What does 'URI has an authority component' mean?

An authority is a portion of a URI. Your error suggests that it was not expecting one. The authority section is shown below, it is what is known as the website part of the url.

From RFC3986 on URIs:

The following is an example URI and its component parts:

     foo://example.com:8042/over/there?name=ferret#nose
     \_/   \______________/\_________/ \_________/ \__/
      |           |            |            |        |
   scheme     authority       path        query   fragment
      |   _____________________|__
     / \ /                        \
     urn:example:animal:ferret:nose

So there are two formats, one with an authority and one not. Regarding slashes:

"When authority is not present, the path cannot begin with two slash
characters ("//")."

Source: https://tools.ietf.org/rfc/rfc3986.txt (search for text 'authority is not present, the path cannot begin with two slash')

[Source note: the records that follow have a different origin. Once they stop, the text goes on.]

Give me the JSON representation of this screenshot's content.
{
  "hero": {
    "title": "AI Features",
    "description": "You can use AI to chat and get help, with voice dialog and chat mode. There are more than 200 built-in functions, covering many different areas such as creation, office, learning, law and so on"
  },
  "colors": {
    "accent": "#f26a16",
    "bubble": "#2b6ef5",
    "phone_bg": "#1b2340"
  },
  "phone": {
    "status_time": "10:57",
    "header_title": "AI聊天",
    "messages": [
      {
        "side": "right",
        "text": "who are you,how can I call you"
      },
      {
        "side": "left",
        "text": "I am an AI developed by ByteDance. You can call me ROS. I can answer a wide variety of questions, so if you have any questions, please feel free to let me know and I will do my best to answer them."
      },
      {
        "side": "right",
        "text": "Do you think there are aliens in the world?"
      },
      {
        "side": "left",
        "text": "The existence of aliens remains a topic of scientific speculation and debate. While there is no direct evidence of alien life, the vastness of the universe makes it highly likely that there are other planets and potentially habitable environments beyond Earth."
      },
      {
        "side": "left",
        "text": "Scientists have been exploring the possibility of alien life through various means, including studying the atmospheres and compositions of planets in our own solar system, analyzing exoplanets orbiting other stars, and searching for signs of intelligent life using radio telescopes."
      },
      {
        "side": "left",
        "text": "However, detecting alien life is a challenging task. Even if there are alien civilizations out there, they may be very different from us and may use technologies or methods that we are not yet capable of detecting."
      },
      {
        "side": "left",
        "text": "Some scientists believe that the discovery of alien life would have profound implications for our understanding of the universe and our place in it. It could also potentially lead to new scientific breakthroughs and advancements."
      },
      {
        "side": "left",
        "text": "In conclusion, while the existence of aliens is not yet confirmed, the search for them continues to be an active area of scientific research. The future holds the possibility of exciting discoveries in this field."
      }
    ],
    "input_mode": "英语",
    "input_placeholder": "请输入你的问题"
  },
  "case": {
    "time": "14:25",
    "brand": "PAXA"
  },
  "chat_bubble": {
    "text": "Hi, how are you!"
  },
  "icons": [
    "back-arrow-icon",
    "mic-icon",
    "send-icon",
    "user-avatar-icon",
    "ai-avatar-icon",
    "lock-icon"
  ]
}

I had the same problem (NetBeans 6.9.1) and the fix is so simple :)

I realized NetBeans didn't create a META-INF folder and thus no context.xml was found, so I create the META-INF folder under the main project folder and create file context.xml with the following content.

<?xml version="1.0" encoding="UTF-8"?>
    <Context antiJARLocking="true" path="/home"/>

And it runs :)


Flip over to the GlassFish output tab, it'll give you better info. Netbeans gives you that generic error, but Glassfish gives you the details. When I get this it's usually a typo in one of my JSP or XML files...


The solution was simply that the URI was malformed (because the location of my project was over a "\\" UNC path). This issue was fixed when I used a local workspace.